Previously on this blog I wrote a small post on the most succinct word (link). Here’s another word that has such a delicate and beautiful meaning, and has no immediate translation in English:
Saudade: [n] A vague and constant desire for something that does not and probably cannot exist.
The closest English word is perhaps ‘yearning’, but saudade carries with it a heavier, gloomy connotation.
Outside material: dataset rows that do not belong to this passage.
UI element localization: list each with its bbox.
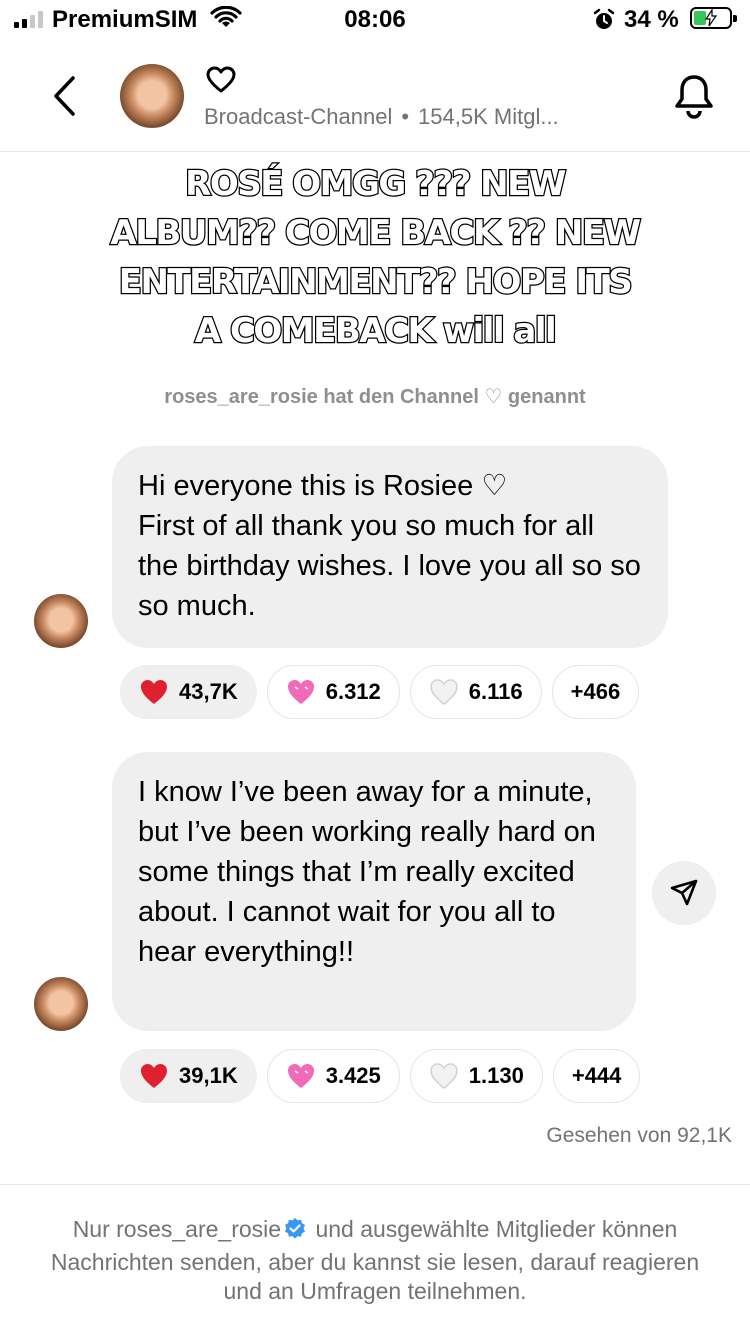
reaction-bar: 39,1K 3.425 1.130 +444	[120, 1049, 641, 1103]
seen-by-count: Gesehen von 92,1K	[546, 1124, 732, 1147]
sender-avatar[interactable]	[34, 977, 88, 1031]
event-username: roses_are_rosie	[164, 386, 318, 408]
message-bubble[interactable]: Hi everyone this is Rosiee ♡ First of al…	[112, 446, 668, 648]
battery-percentage: 34 %	[624, 6, 679, 33]
member-count: 154,5K Mitgl...	[418, 104, 559, 129]
back-chevron-icon	[54, 76, 75, 116]
red-heart-icon	[139, 1061, 169, 1091]
share-paper-plane-icon	[670, 879, 698, 906]
bell-icon	[675, 75, 713, 119]
message-text: Hi everyone this is Rosiee ♡ First of al…	[138, 470, 641, 622]
reaction-white-heart[interactable]: 6.116	[409, 665, 542, 719]
overlay-caption: ROSÉ OMGG ??? NEW ALBUM?? COME BACK ?? N…	[109, 163, 642, 353]
alarm-icon	[592, 8, 616, 37]
channel-type: Broadcast-Channel	[204, 104, 393, 129]
reaction-count: 3.425	[325, 1063, 381, 1088]
reaction-count: 43,7K	[179, 679, 238, 704]
verified-badge-icon	[283, 1217, 307, 1248]
channel-header: Broadcast-Channel • 154,5K Mitgl...	[0, 44, 750, 152]
reaction-count: +466	[570, 679, 621, 704]
footer-notice: Nur roses_are_rosie und ausgewählte Mitg…	[0, 1184, 750, 1334]
status-bar: PremiumSIM 08:06 34 %	[0, 0, 750, 44]
reaction-count: 1.130	[468, 1063, 524, 1088]
footer-text: Nur roses_are_rosie und ausgewählte Mitg…	[40, 1215, 710, 1306]
event-text: hat den Channel ♡ genannt	[323, 386, 586, 408]
reaction-pink-heart[interactable]: 6.312	[266, 665, 400, 719]
footer-prefix: Nur	[72, 1216, 110, 1242]
message-text: I know I’ve been away for a minute, but …	[138, 776, 596, 968]
battery-icon	[690, 7, 737, 29]
notifications-button[interactable]	[668, 70, 720, 122]
reaction-red-heart[interactable]: 43,7K	[120, 665, 257, 719]
reaction-bar: 43,7K 6.312 6.116 +466	[120, 665, 640, 719]
reaction-count: 6.312	[325, 679, 381, 704]
reaction-count: 39,1K	[179, 1063, 238, 1088]
pink-heart-icon	[286, 677, 316, 707]
channel-event-note: roses_are_rosie hat den Channel ♡ genann…	[0, 384, 750, 409]
heart-outline-icon	[206, 66, 236, 99]
reaction-more[interactable]: +466	[551, 665, 640, 719]
reaction-more[interactable]: +444	[552, 1049, 641, 1103]
reaction-red-heart[interactable]: 39,1K	[120, 1049, 257, 1103]
share-button[interactable]	[652, 861, 716, 925]
white-heart-icon	[429, 677, 459, 707]
pink-heart-icon	[286, 1061, 316, 1091]
channel-avatar[interactable]	[120, 64, 184, 128]
reaction-count: +444	[571, 1063, 622, 1088]
separator: •	[401, 104, 410, 129]
white-heart-icon	[429, 1061, 459, 1091]
red-heart-icon	[139, 677, 169, 707]
message-bubble[interactable]: I know I’ve been away for a minute, but …	[112, 752, 636, 1031]
reaction-count: 6.116	[468, 679, 523, 704]
reaction-pink-heart[interactable]: 3.425	[266, 1049, 400, 1103]
reaction-white-heart[interactable]: 1.130	[409, 1049, 543, 1103]
back-button[interactable]	[46, 74, 82, 118]
channel-subtitle[interactable]: Broadcast-Channel • 154,5K Mitgl...	[204, 104, 559, 130]
footer-username[interactable]: roses_are_rosie	[116, 1216, 281, 1242]
sender-avatar[interactable]	[34, 594, 88, 648]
A melancholic, brooding emptiness… a feeling of despair that’s associated with the fact that the object of yearning (whether a place, person, or a situation) is unattainable.
I don’t think there’s any Hindi synonym for saudade, but this Portuguese word reminded me of one of my favorite songs ‘Dil dhoondhta hai’ written by Gulzar, which comes pretty darn close to the sentiments packed in this sublime word.
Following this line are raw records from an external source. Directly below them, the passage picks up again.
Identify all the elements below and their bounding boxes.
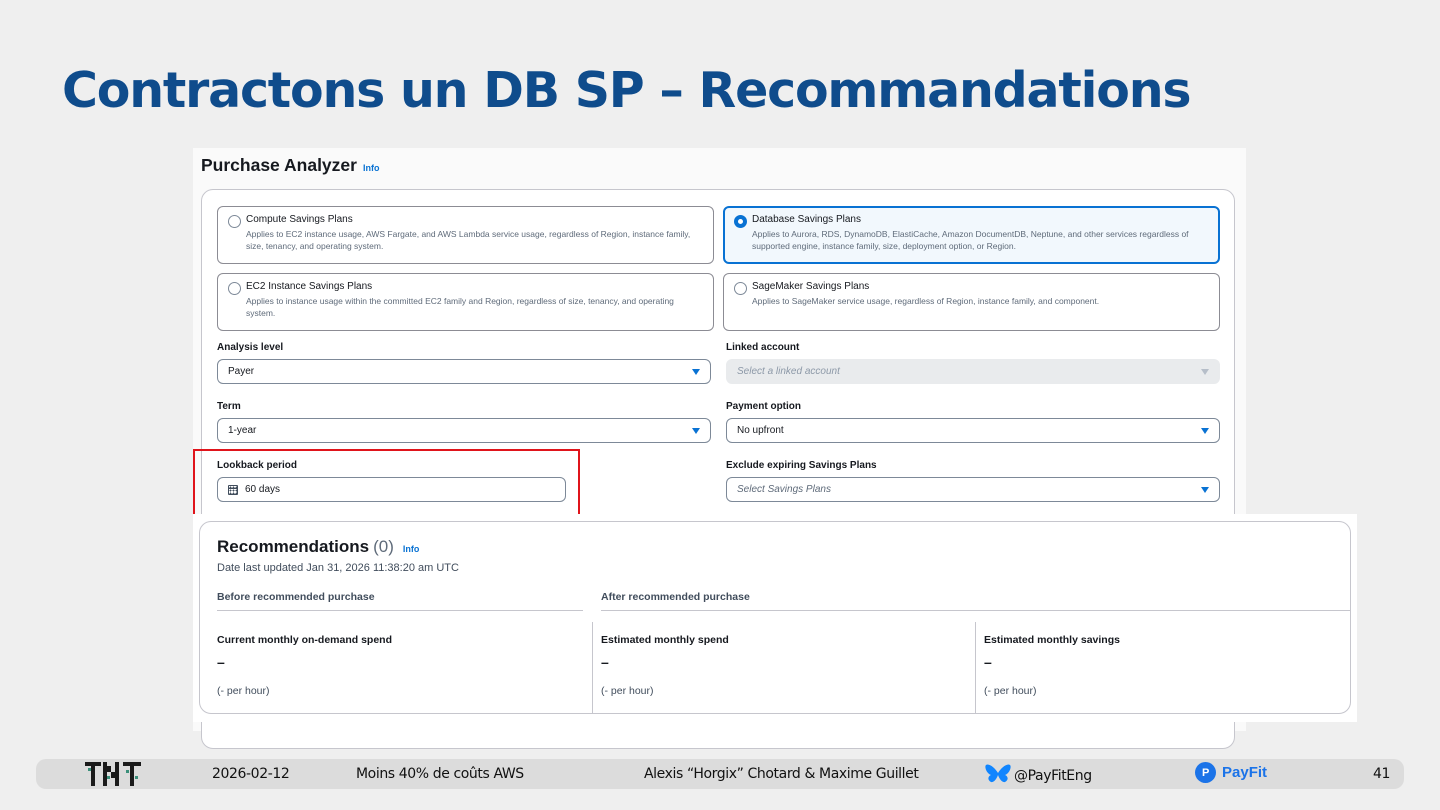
bluesky-butterfly-icon <box>985 764 1011 783</box>
payment-option-label: Payment option <box>726 401 802 412</box>
analysis-level-select[interactable]: Payer <box>217 359 711 384</box>
page-number: 41 <box>1373 766 1391 782</box>
exclude-expiring-label: Exclude expiring Savings Plans <box>726 460 877 471</box>
footer-social: @PayFitEng <box>985 763 1092 785</box>
footer-date: 2026-02-12 <box>212 766 290 782</box>
radio-button-ec2-instance[interactable] <box>228 282 241 295</box>
plan-tile-description: Applies to Aurora, RDS, DynamoDB, Elasti… <box>752 229 1189 251</box>
recommendations-title: Recommendations <box>217 537 370 556</box>
plan-tile-description: Applies to SageMaker service usage, rega… <box>752 296 1100 306</box>
after-purchase-group-label: After recommended purchase <box>601 591 750 603</box>
analysis-level-label: Analysis level <box>217 342 284 353</box>
linked-account-select: Select a linked account <box>726 359 1220 384</box>
metric-value: – <box>984 654 992 670</box>
payfit-logo: P PayFit <box>1195 762 1267 783</box>
plan-tile-description: Applies to instance usage within the com… <box>246 296 674 318</box>
info-link[interactable]: Info <box>403 544 420 554</box>
analysis-level-value: Payer <box>228 366 255 377</box>
metric-estimated-monthly-savings: Estimated monthly savings – (- per hour) <box>975 622 1350 713</box>
term-value: 1-year <box>228 425 257 436</box>
metric-per-hour: (- per hour) <box>217 685 270 697</box>
lookback-highlight-box <box>193 449 580 516</box>
recommendations-header: Recommendations (0) Info <box>217 537 419 557</box>
purchase-analyzer-title: Purchase Analyzer <box>201 155 357 175</box>
payfit-badge-icon: P <box>1195 762 1216 783</box>
plan-tile-description: Applies to EC2 instance usage, AWS Farga… <box>246 229 691 251</box>
plan-tile-sagemaker[interactable]: SageMaker Savings Plans Applies to SageM… <box>723 273 1220 331</box>
recommendations-count: (0) <box>373 537 394 556</box>
footer-social-handle: @PayFitEng <box>1014 767 1092 784</box>
footer-talk-title: Moins 40% de coûts AWS <box>356 766 524 782</box>
payfit-logo-text: PayFit <box>1222 764 1268 781</box>
metric-value: – <box>217 654 225 670</box>
plan-tile-database[interactable]: Database Savings Plans Applies to Aurora… <box>723 206 1220 264</box>
metric-value: – <box>601 654 609 670</box>
metric-label: Current monthly on-demand spend <box>217 634 393 646</box>
caret-down-icon <box>692 427 700 434</box>
after-group-divider <box>601 610 1350 611</box>
plan-tile-title: Compute Savings Plans <box>246 214 353 225</box>
linked-account-label: Linked account <box>726 342 800 353</box>
plan-tile-ec2-instance[interactable]: EC2 Instance Savings Plans Applies to in… <box>217 273 714 331</box>
caret-down-icon <box>1201 427 1209 434</box>
metric-label: Estimated monthly savings <box>984 634 1120 646</box>
radio-button-sagemaker[interactable] <box>734 282 747 295</box>
exclude-expiring-placeholder: Select Savings Plans <box>737 484 831 495</box>
metric-estimated-monthly-spend: Estimated monthly spend – (- per hour) <box>592 622 975 713</box>
metric-current-monthly-spend: Current monthly on-demand spend – (- per… <box>200 622 583 713</box>
caret-down-icon <box>1201 368 1209 375</box>
plan-tile-title: Database Savings Plans <box>752 214 861 225</box>
plan-tile-title: EC2 Instance Savings Plans <box>246 281 373 292</box>
linked-account-placeholder: Select a linked account <box>737 366 840 377</box>
slide-footer: 2026-02-12 Moins 40% de coûts AWS Alexis… <box>36 759 1404 789</box>
last-updated-date: Date last updated Jan 31, 2026 11:38:20 … <box>217 562 459 574</box>
metric-per-hour: (- per hour) <box>601 685 654 697</box>
caret-down-icon <box>1201 486 1209 493</box>
caret-down-icon <box>692 368 700 375</box>
tnt-logo-icon <box>85 762 141 786</box>
term-select[interactable]: 1-year <box>217 418 711 443</box>
recommendations-card: Recommendations (0) Info Date last updat… <box>199 521 1351 714</box>
radio-button-database-selected[interactable] <box>734 215 747 228</box>
metric-per-hour: (- per hour) <box>984 685 1037 697</box>
payment-option-value: No upfront <box>737 425 784 436</box>
footer-authors: Alexis “Horgix” Chotard & Maxime Guillet <box>644 766 919 782</box>
before-group-divider <box>217 610 583 611</box>
payment-option-select[interactable]: No upfront <box>726 418 1220 443</box>
slide-title: Contractons un DB SP – Recommandations <box>62 62 1192 119</box>
radio-button-compute[interactable] <box>228 215 241 228</box>
exclude-expiring-select[interactable]: Select Savings Plans <box>726 477 1220 502</box>
metric-label: Estimated monthly spend <box>601 634 729 646</box>
before-purchase-group-label: Before recommended purchase <box>217 591 375 603</box>
recommendations-screenshot: Recommendations (0) Info Date last updat… <box>193 514 1357 722</box>
info-link[interactable]: Info <box>363 163 380 173</box>
plan-tile-compute[interactable]: Compute Savings Plans Applies to EC2 ins… <box>217 206 714 264</box>
plan-tile-title: SageMaker Savings Plans <box>752 281 870 292</box>
term-label: Term <box>217 401 241 412</box>
purchase-analyzer-header: Purchase Analyzer Info <box>201 155 379 176</box>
The opening stanza of this song is taken from Ghalib’s famous ghazal ‘Muddat hui hai yaar ko mehmaan kiya hue’. The original refrain went like this:
jee dhoondhta hai phir wohee fursat ke raat din
baiTHe raheiN tasavvur-e-jaanaaN kiye hue
Gulzar took this sher and interpreted it in his own peculiar way. “MiSra Ghalib ka hai, aur kaifiyat har ek ki apni apni […]” as the man himself had said once. He changed the first word jee to dil which improved the consonance of that line.[UPDATE: Not sure about this any more. See the comment section.] Later, ‘aundhe pade rahe’ – which means lying on your back – was a nice touch too; it perfectly evokes a feeling of reverie that this song revolves around.
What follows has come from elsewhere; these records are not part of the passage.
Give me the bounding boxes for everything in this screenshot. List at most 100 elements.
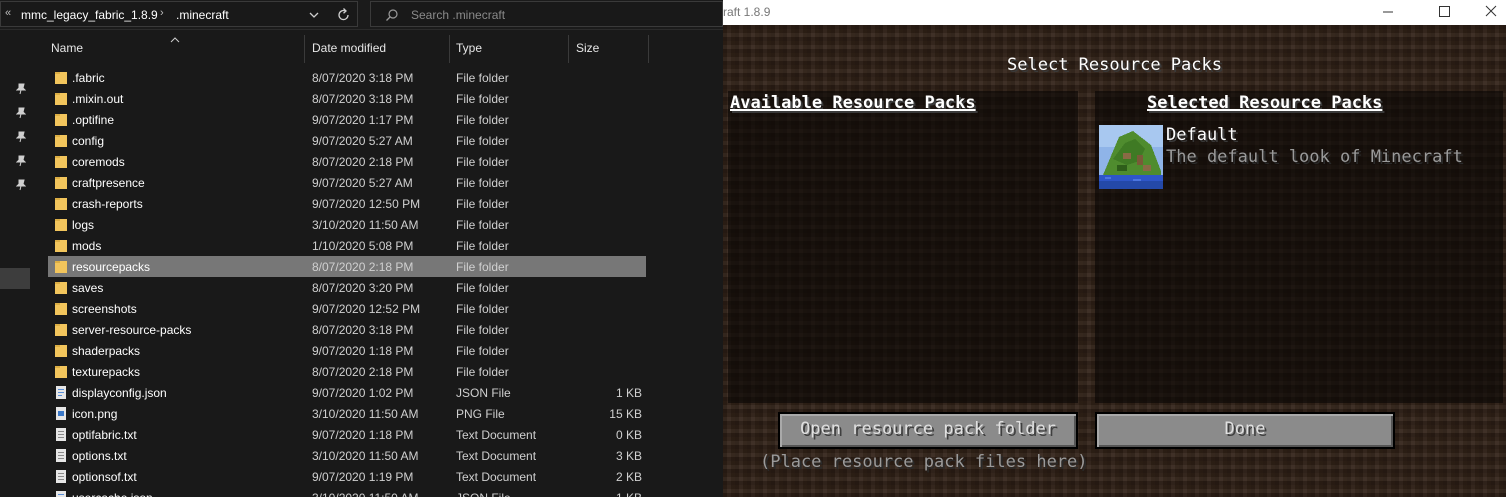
file-row[interactable]: server-resource-packs 8/07/2020 3:18 PM Fi… (48, 319, 646, 340)
file-type: File folder (456, 260, 509, 274)
file-row[interactable]: .mixin.out 8/07/2020 3:18 PM File folder (48, 88, 646, 109)
folder-icon (54, 70, 68, 85)
column-divider[interactable] (568, 35, 569, 63)
file-type: JSON File (456, 491, 511, 497)
file-type: JSON File (456, 386, 511, 400)
file-row[interactable]: shaderpacks 9/07/2020 1:18 PM File folder (48, 340, 646, 361)
address-bar[interactable]: « mmc_legacy_fabric_1.8.9 › .minecraft (0, 1, 358, 27)
minimize-icon[interactable] (1365, 2, 1411, 22)
file-name: usercache.json (72, 491, 153, 497)
pack-name[interactable]: Default (1166, 125, 1238, 145)
file-name: logs (72, 218, 95, 232)
file-row[interactable]: crash-reports 9/07/2020 12:50 PM File fold… (48, 193, 646, 214)
breadcrumb-separator-icon[interactable]: › (160, 7, 164, 19)
file-name: icon.png (72, 407, 118, 421)
file-type: Text Document (456, 470, 537, 484)
available-packs-panel[interactable]: Available Resource Packs (728, 91, 1078, 403)
file-name: optifabric.txt (72, 428, 137, 442)
file-row[interactable]: .fabric 8/07/2020 3:18 PM File folder (48, 67, 646, 88)
pin-icon[interactable] (15, 178, 27, 191)
file-type: File folder (456, 92, 509, 106)
vertical-scrollbar[interactable] (715, 31, 723, 497)
file-type: PNG File (456, 407, 505, 421)
breadcrumb-segment[interactable]: .minecraft (176, 8, 229, 22)
close-icon[interactable] (1468, 2, 1506, 22)
file-type: Text Document (456, 428, 537, 442)
file-name: shaderpacks (72, 344, 141, 358)
pin-icon[interactable] (15, 130, 27, 143)
pin-icon[interactable] (15, 154, 27, 167)
selected-packs-panel[interactable]: Selected Resource Packs Default The defa… (1095, 91, 1503, 403)
column-divider[interactable] (648, 35, 649, 63)
file-date-modified: 1/10/2020 5:08 PM (312, 239, 414, 253)
search-icon (385, 8, 399, 27)
maximize-icon[interactable] (1421, 2, 1467, 22)
pack-thumbnail-icon[interactable] (1099, 125, 1163, 189)
file-date-modified: 9/07/2020 1:02 PM (312, 386, 414, 400)
text-file-icon (54, 427, 68, 442)
window-titlebar[interactable]: raft 1.8.9 (723, 0, 1506, 25)
file-type: File folder (456, 71, 509, 85)
file-name: mods (72, 239, 102, 253)
done-button[interactable]: Done (1095, 412, 1395, 449)
address-bar-row: « mmc_legacy_fabric_1.8.9 › .minecraft S… (0, 0, 723, 30)
search-input[interactable]: Search .minecraft (370, 1, 723, 27)
column-header-date[interactable]: Date modified (312, 41, 386, 55)
file-name: server-resource-packs (72, 323, 192, 337)
pack-description: The default look of Minecraft (1166, 147, 1463, 167)
nav-selected-item[interactable] (0, 268, 30, 289)
folder-icon (54, 343, 68, 358)
window-title: raft 1.8.9 (723, 5, 771, 19)
breadcrumb-segment[interactable]: mmc_legacy_fabric_1.8.9 (21, 8, 158, 22)
file-type: File folder (456, 323, 509, 337)
file-size: 15 KB (609, 407, 642, 421)
address-dropdown-icon[interactable] (305, 5, 323, 25)
file-date-modified: 9/07/2020 5:27 AM (312, 134, 413, 148)
column-header-row: Name Date modified Type Size (36, 31, 723, 63)
file-row[interactable]: icon.png 3/10/2020 11:50 AM PNG File 15 KB (48, 403, 646, 424)
overflow-chevron-icon[interactable]: « (5, 7, 11, 19)
file-type: File folder (456, 281, 509, 295)
screen-title: Select Resource Packs (1007, 55, 1222, 75)
file-row[interactable]: craftpresence 9/07/2020 5:27 AM File folde… (48, 172, 646, 193)
file-size: 2 KB (615, 470, 642, 484)
file-name: saves (72, 281, 104, 295)
column-header-name[interactable]: Name (51, 41, 83, 55)
file-row[interactable]: logs 3/10/2020 11:50 AM File folder (48, 214, 646, 235)
file-type: File folder (456, 134, 509, 148)
folder-icon (54, 196, 68, 211)
column-header-type[interactable]: Type (456, 41, 482, 55)
file-row[interactable]: config 9/07/2020 5:27 AM File folder (48, 130, 646, 151)
file-name: screenshots (72, 302, 137, 316)
file-row[interactable]: texturepacks 8/07/2020 2:18 PM File folder (48, 361, 646, 382)
file-row[interactable]: saves 8/07/2020 3:20 PM File folder (48, 277, 646, 298)
file-explorer-window: « mmc_legacy_fabric_1.8.9 › .minecraft S… (0, 0, 723, 497)
file-size: 0 KB (615, 428, 642, 442)
file-row[interactable]: optionsof.txt 9/07/2020 1:19 PM Text Docum… (48, 466, 646, 487)
file-row[interactable]: displayconfig.json 9/07/2020 1:02 PM JSON … (48, 382, 646, 403)
json-file-icon (54, 490, 68, 497)
pin-icon[interactable] (15, 82, 27, 95)
minecraft-window: raft 1.8.9 Select Resource Packs Availab… (723, 0, 1506, 497)
file-row[interactable]: resourcepacks 8/07/2020 2:18 PM File folde… (48, 256, 646, 277)
column-divider[interactable] (449, 35, 450, 63)
pack-folder-hint: (Place resource pack files here) (760, 452, 1088, 472)
file-row[interactable]: screenshots 9/07/2020 12:52 PM File folder (48, 298, 646, 319)
file-row[interactable]: optifabric.txt 9/07/2020 1:18 PM Text Docu… (48, 424, 646, 445)
file-name: config (72, 134, 105, 148)
pin-icon[interactable] (15, 106, 27, 119)
file-date-modified: 9/07/2020 5:27 AM (312, 176, 413, 190)
file-row[interactable]: usercache.json 3/10/2020 11:50 AM JSON Fil… (48, 487, 646, 497)
file-type: File folder (456, 155, 509, 169)
refresh-icon[interactable] (333, 5, 355, 25)
column-divider[interactable] (304, 35, 305, 63)
file-row[interactable]: .optifine 9/07/2020 1:17 PM File folder (48, 109, 646, 130)
column-header-size[interactable]: Size (576, 41, 599, 55)
file-date-modified: 3/10/2020 11:50 AM (312, 407, 419, 421)
file-row[interactable]: mods 1/10/2020 5:08 PM File folder (48, 235, 646, 256)
file-row[interactable]: options.txt 3/10/2020 11:50 AM Text Docume… (48, 445, 646, 466)
file-row[interactable]: coremods 8/07/2020 2:18 PM File folder (48, 151, 646, 172)
open-pack-folder-button[interactable]: Open resource pack folder (778, 412, 1078, 449)
file-date-modified: 3/10/2020 11:50 AM (312, 449, 419, 463)
file-type: File folder (456, 218, 509, 232)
The composer Madan Mohan, who shared Gulzar’s penchant for Ghalib’s work, made several tunes for this song, but only two were used in the movie. An unused version was later utilized by his son in the movie Veer-Zaara for the song ‘Tere liye, hum hai jiye’. (See this video where the third version can be heard, in Madan Mohan’s voice I believe.)
By the way, can you recall another one of his songs in which Gulzar used one of Ghalib’s verses again?